They were an upwardly mobile couple. So after the husband hooked a well-paying job with a firm specializing in international law, it was obviously the time to buy the big showy home they’d always wanted.
But in their excitement, the couple bought too hurriedly. Their mini-mansion seemed resplendent from the street, with its high-pitched roof and turrets. Yet it proved an extremely unhappy place to live.
Why? Because the couple next door was prone to verbal combat. And the racket from their shouting matches carried easily from one house to the other. The noise was enough to literally cause the lawyer and his wife, a therapist, to move away soon after buying their new place.
Had the therapist and the lawyer taken a page from the notebook of an investigative reporter, they might have known about their next-door neighbors-to-be. Without improper snooping, they might have rung the doorbell of their prospective neighbors. And, if invited in, they could possibly have gotten a feeling for the other couple’s combative relationship.
“You really need to poke around the neighborhood yourself,” says Joan McLellan Tayler, the author of several real estate books, who counsels against relying solely on the advice of your buyer’s agent.
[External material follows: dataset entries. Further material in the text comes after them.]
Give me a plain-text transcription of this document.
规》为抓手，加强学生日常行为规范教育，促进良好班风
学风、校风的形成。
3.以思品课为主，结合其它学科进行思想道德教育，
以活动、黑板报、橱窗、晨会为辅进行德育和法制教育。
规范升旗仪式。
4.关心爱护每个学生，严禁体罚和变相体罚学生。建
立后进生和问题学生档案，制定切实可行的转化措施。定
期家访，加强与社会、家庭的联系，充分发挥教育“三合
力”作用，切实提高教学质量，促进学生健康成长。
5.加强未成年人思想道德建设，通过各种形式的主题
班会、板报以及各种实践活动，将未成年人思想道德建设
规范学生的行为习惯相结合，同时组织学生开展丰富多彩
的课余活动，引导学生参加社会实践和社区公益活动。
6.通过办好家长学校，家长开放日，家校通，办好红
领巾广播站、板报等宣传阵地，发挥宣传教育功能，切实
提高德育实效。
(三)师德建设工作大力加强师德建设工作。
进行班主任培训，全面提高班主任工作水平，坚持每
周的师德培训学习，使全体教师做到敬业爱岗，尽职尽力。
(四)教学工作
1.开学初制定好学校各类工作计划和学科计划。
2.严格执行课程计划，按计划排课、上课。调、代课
To get below the surface impressions of a neighborhood, Tayler suggests you select a Saturday or Sunday afternoon to drop by and chat with local residents.
“If you run into the neighborhood gossip, you’re really in luck,” she jokes. Of course, what goes on quietly behind closed doors is none of your business. But if the neighborhood you’ve pinpointed proves the domain of a rock band or groups of devil-may-care college students living in rental houses, you certainly have a right to know that before you purchase a home there, Tayler says.
“You shouldn’t hesitate to introduce yourself to neighbors. You need to assert yourself when making one of the largest purchases you’ll ever make,” says Mickey Turner, a Re/Max broker-associate, who has sold homes for nearly three decades.
Here are four pointers for those seeking their own personal nirvana:
– Consider the advantages of a heterogeneous neighborhood.
Are you part of a young family that relishes the notion of living in a community of peers, where virtually everyone’s lifestyle is a clone of yours? As a dual-income couple with preschoolers, does life on a street where each morning almost everyone puts their kids in a car and heads off to work (via the day-care center) appeal to you?
Possibly so. But not everyone thrives on such homogeneity, says Kirby R. Wahl, a Coldwell Banker agent. Some find a neighborhood occupied by people of mixed ages more appealing.
Having a few retired people or older homemakers can make a community more interesting–and less of a ghost town during business hours, Wahl says. There’s an element of security in having people there to watch over the neighborhood while you’re at the office. After all, many burglaries occur during weekday hours when intruders stalk unoccupied areas.
Ethnic and racial diversity is also a choice of an increasing number of home buyers, who value the richness of living with those from several varied traditions, Wahl points out. Growing up in an area of cultural and religious diversity gives children a more realistic sense of how society is evolving, given the high rates of immigration to America, proponents say.
– Get school information directly from parents.
Many home buyers accept bland generalizations from colleagues at work who’ve “heard about” high-quality schools in such-and-such an area. Perhaps the same sentiment has been seconded by a real estate agent who hasn’t set foot in a schoolhouse there for years. And a list of test scores from the local superintendent’s office seems to confirm their impressions.
But test scores don’t necessarily a good school make. The most valuable source of information about a local school comes from the parents who use it.
Local parents know if neighborhood classrooms are crowded. They’ll know if the current principal has a nasty temper or is generally nice to the kids. They’ll also know whether the school does well at serving the needs of a child with a talent for art, soccer or trigonometry–or one struggling with a learning disability.
Have you met at least one friendly resident whose children attend the local schools? Then politely ask for her candid views. You should also ask her for the names and phone numbers of other parents who use the local schools. Through a little networking you can get a surprising amount of information about community educational standards in a short while.
– Learn about a neighborhood’s routines and idiosyncrasies.
Would you like to live in a hamlet made famous by its annual ritual of extravagant Christmas house lighting? Well, Turner, of Re/Max, sells homes in an area with a community like that. Some prospective buyers consider the concept appealing, but others say that traffic from the cars that come by each December for sightseeing would drive them batty.
Even more annoying could be the belated discovery that you have moved into a neighborhood where Halloween vandalism, including egg-throwing and spray-painting, is a yearly event. How would you discover this unhappy fact? By asking the neighbors, of course.
– Question the wisdom of moving next to a vacant home lot.
The lot next door may look like a green pasture now. You may feel privileged to be positioned next to such “open space.” But unless you’re moving into a brand-new subdivision and the builder can show you the blueprints for precisely the home he plans to construct there, you could be in for an unfortunate surprise.
“The house could be dreadful, and it could take away all your light,” says Tayler.
Even if you’re satisfied that the future house next door won’t be an eyesore, you should ponder the implications of living next to a construction job.
“Having construction next door is more than eight hours a day of punishment. You have dust, you have mud–and you always have that portable potty,” Tayler cautions.